PARP2 amino acids 48–51 are essential for nuclear targeting and mediate interaction with IMPORTIN-α2. (A) Representative (n = 10) confocal microscopy images of N. benthamiana cells expressing the indicated GFP/RFP fusion proteins. Left image GFP or RFP channel. Right image overlay with bright field image. Scale bar 30 μm. Images were taken 72 h after infiltration. ‘AAAA’ indicates mutation of PARP2 amino acids 48–51 to quadruple Ala. ‘QMQL’ indicates mutation of PARP2 amino acids 48–51 to Gln-Met-Gln-Leu. ‘K92/93A’ indicates mutation of PARP2 Lys 92 and 93 to Ala. (B) Distribution of the RFP signal from PARP2-AAAA:RFP around a nucleus (n = 4). (C) IMPORTIN-α2:GFP was co-expressed with free RFP or the indicated RFP-tagged variants of the PARP2 SAP domains in N. benthamiana.
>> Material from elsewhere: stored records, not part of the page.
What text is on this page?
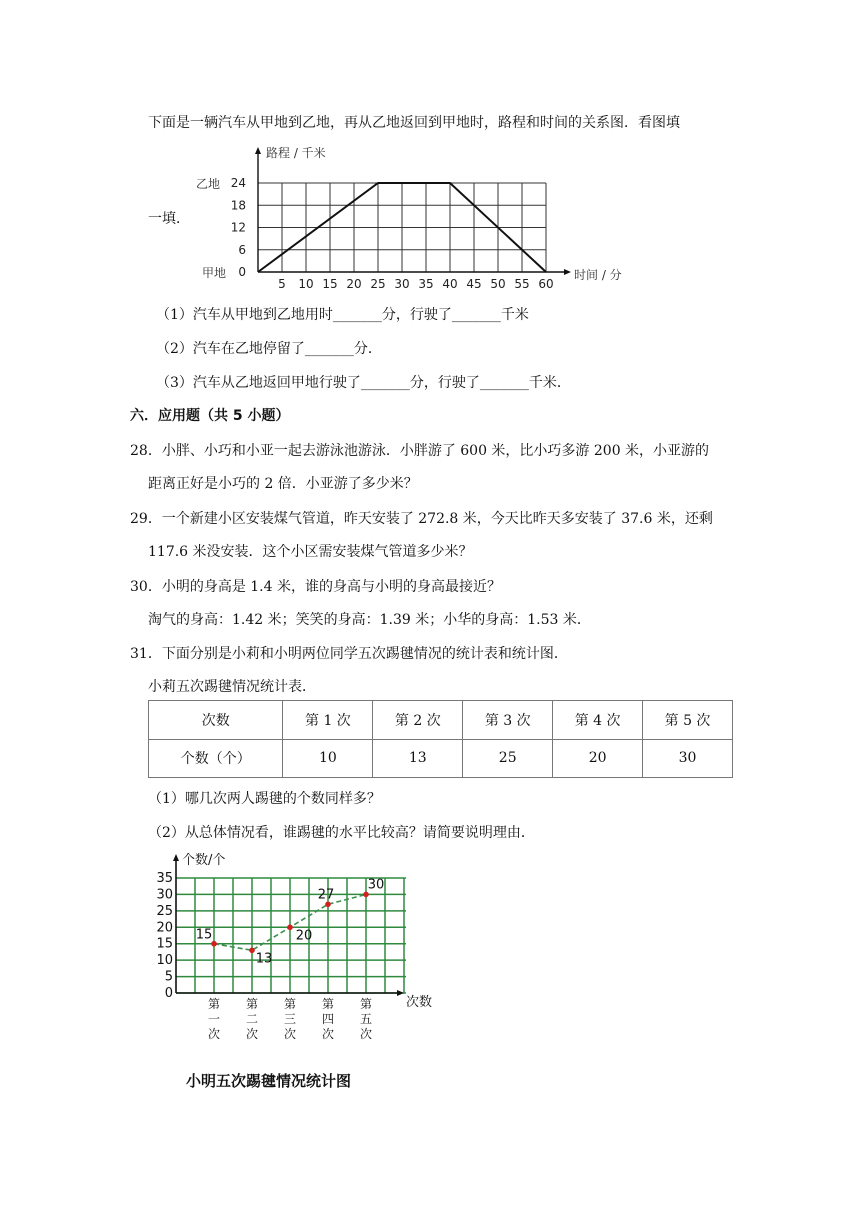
下面是一辆汽车从甲地到乙地，再从乙地返回到甲地时，路程和时间的关系图．看图填
一填．
0
6
12
18
24
5 10 15 20 25 30 35 40 45 50 55 60
路程 / 千米
时间 / 分
乙地
甲地
（1）汽车从甲地到乙地用时_______分，行驶了_______千米
（2）汽车在乙地停留了_______分．
（3）汽车从乙地返回甲地行驶了_______分，行驶了_______千米．
六．应用题（共 5 小题）
28．小胖、小巧和小亚一起去游泳池游泳．小胖游了 600 米，比小巧多游 200 米，小亚游的
距离正好是小巧的 2 倍．小亚游了多少米？
29．一个新建小区安装煤气管道，昨天安装了 272.8 米，今天比昨天多安装了 37.6 米，还剩
117.6 米没安装．这个小区需安装煤气管道多少米？
30．小明的身高是 1.4 米，谁的身高与小明的身高最接近？
淘气的身高：1.42 米；笑笑的身高：1.39 米；小华的身高：1.53 米．
31．下面分别是小莉和小明两位同学五次踢毽情况的统计表和统计图．
小莉五次踢毽情况统计表．
次数	第 1 次	第 2 次	第 3 次	第 4 次	第 5 次
个数（个）	10	13	25	20	30
（1）哪几次两人踢毽的个数同样多？
（2）从总体情况看，谁踢毽的水平比较高？请简要说明理由．
0
5
10
15
20
25
30
35
第
一
次
第
二
次
第
三
次
第
四
次
第
五
次
15
13
20
27
30
个数/个
次数
小明五次踢毽情况统计图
At 72 h post infiltration, IMPORTIN-α2:GFP was immunoprecipitated and co-precipitating RFP-tagged proteins were detected by an α-RFP western blot. (D) Co-immunoprecipitation experiment as in (C) but with the wildtype and mutated full-length PARP2 sequences instead of the SAP domains.

FIGURE 4

The PARP2 SAP domains and IMPORTIN-α2 do not form a stable protein complex in vitro. (A) Size exclusion chromatography elution profiles of His6:ΔIBB-IMPORTIN-α2, His6:SUMO:SAP and a mixture of both proteins (1:2 molar ratio) as determined by the absorption at 280 nm. (B) Coomassie-stained SDS-PAGE of the elution fractions from (A). The molecular weight of His6:ΔIBB-IMPORTIN-α2 is 53 kDa. The molecular weight of the His6:SUMO:SAP fusion is 25 kDa.

FIGURE 5

Multiple sequence alignment showing the partial conservation of the KRKR motif (PARP2 amino acids 48–51) in PARP2 homologs from different plant species. Only the SAP domains are shown. The sequence alignment was generated with Clustal Omega (Sievers and Higgins, 2014).